Each of the essays in the book contends with an aspect of social, political and/or cultural change that Kreizman had to face and rethink, from insulin (Kreizman is diabetic) to the police (her twin brothers are cops), to kids (Kreizman and her husband, Josh Gondelman, are child-free).
I spoke with Kreizman before writing this essay, and I asked her how her ambition has changed as she aged. She told me she no longer has big ambitions for herself, but her ambition hasn’t gotten smaller; it’s gotten more encompassing. Now, she said, “I am ambitious for my community. My ambition is that I don’t want to see people die from a lack of insulin.”
It’s a reframing of ambition that is subtle and big-hearted, moving from the American dream of individual prosperity toward community survival.
Kreizman told me she was worried the book would be seen as “too angry.” The book seethes with a gentle anger, but it’s an anger built out of love, the tired kind of anger that wants everyone to be happy, to live, to experience a socialist revolution.

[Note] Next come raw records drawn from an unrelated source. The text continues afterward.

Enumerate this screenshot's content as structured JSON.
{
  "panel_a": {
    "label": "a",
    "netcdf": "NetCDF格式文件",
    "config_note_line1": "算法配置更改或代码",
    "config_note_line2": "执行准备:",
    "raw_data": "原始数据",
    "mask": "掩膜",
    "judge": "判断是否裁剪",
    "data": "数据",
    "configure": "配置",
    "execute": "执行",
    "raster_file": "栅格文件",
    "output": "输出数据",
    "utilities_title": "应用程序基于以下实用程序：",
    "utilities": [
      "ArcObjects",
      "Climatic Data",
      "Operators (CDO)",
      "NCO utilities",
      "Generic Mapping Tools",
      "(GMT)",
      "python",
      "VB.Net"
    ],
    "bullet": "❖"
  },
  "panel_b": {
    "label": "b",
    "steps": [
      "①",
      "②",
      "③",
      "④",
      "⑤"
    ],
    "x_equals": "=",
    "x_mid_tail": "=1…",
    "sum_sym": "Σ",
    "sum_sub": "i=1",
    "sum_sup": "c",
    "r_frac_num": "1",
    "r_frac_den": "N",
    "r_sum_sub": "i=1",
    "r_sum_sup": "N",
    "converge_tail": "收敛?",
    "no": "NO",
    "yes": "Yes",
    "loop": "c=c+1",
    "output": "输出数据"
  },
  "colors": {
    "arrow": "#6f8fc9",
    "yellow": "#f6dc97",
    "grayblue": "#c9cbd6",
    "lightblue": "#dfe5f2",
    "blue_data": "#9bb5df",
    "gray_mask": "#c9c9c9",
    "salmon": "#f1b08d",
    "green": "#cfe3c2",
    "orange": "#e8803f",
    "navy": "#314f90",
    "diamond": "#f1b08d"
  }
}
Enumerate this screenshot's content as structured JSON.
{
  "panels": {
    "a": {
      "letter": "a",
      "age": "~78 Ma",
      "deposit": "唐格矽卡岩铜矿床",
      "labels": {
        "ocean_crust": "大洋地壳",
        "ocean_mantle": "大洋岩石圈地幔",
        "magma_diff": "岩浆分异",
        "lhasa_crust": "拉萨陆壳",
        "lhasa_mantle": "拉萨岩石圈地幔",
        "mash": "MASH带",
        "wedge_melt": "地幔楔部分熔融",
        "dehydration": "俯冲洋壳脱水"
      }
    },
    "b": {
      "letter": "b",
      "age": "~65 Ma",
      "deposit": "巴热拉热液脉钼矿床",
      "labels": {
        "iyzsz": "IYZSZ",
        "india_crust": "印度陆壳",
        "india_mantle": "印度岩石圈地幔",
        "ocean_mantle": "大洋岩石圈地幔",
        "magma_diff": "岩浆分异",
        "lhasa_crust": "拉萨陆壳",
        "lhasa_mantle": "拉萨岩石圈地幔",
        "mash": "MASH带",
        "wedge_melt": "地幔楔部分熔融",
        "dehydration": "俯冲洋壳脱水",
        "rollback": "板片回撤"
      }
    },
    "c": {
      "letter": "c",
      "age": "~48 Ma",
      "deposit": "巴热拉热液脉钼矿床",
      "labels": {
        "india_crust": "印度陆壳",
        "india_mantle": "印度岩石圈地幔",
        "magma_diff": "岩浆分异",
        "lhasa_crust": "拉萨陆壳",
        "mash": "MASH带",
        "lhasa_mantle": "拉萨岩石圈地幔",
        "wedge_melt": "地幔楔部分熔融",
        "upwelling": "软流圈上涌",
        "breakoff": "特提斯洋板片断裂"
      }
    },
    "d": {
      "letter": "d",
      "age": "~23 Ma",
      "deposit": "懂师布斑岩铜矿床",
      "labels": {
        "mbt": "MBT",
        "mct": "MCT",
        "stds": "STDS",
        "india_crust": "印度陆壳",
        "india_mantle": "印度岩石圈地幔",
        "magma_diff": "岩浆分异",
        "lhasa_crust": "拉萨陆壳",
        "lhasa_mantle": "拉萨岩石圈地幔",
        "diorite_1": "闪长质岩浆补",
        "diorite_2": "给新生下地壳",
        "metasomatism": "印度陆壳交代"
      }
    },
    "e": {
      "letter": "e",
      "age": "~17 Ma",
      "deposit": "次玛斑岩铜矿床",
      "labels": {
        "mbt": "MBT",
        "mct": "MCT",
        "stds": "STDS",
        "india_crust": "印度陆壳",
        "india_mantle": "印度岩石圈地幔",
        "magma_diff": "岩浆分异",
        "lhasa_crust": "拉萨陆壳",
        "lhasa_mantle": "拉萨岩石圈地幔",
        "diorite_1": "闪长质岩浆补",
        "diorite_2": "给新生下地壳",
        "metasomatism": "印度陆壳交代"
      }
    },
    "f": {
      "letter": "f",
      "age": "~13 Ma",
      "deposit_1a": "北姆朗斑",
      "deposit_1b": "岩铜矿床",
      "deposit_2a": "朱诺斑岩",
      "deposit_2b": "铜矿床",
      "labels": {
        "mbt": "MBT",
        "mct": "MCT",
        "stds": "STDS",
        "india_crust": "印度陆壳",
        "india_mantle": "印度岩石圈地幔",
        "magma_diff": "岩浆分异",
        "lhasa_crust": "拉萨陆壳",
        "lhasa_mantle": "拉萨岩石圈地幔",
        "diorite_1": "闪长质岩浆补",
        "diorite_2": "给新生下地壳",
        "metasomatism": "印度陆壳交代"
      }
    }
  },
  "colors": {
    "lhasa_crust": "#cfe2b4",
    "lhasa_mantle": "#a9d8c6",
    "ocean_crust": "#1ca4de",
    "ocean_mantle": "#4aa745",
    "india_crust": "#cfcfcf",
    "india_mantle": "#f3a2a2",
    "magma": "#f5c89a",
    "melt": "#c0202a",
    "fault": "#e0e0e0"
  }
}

I asked Kreizman, a New Yorker, what she hopes her book brings to this hot political summer. And she said, “The best thing about having this book come out right this second, right now, is I look at my city, and last week, so many of us decided that the old ways weren't working. The Chuck Schumers of the world and the Democratic Party, as it stands right now, are just putting stuff out on social media and doing nothing. And that is not what most people want.”
“I see Zohran Mamdani capture so much of the imagination of people in my city,” Kreizman continued, “because he calls for change, but does it joyfully. And it's the best message to come out of that election. And what I want for this book.”
Now that’s ambition: to keep pushing for systemic change, despite all we’ve seen and witnessed, and to do with a smile — or, at least, with an endless capacity for joy.
Instead of going trad wife, my trans son and I are buying 37 acres of wooded land 30 mins out into the hills of the Northern Appalachians from our town. With cash, so we don't have financing to pay off. And, slowly but surely, we're going to build a common house, with kitchen and full bathroom, by the pond, then we'll spread out into the woods with little cabins and tent platforms. We have a small cadre of queer, creative, multi-racial folks who will put down some roots there and remember what it is to really live in community. Part-time, full-time-- whatever works for folks.
My ambition is to love on my people as well as I can and get to know a piece of land intimately. We'll be off-grid, but not dropped out. Just rebalanced, so the bulk of our attention is given to what is right in front of us. What we can touch and love and impact positively and continually.
Come visit, Lyz! We'll have a bonfire and sit in the wood-fired hot tub.
I have been thinking about this a lot. I was a go-getter, no job I can't do, bust my whole ass because I was told that rewards were waiting. Don't get me wrong, I have a decent life. I've been successful in both my day job field and my creative field, though not as successful in the latter as I'd hoped. But god, there are some days I feel like I did ALL THAT, at great expense to my health, and wonder what the fuck it was all for.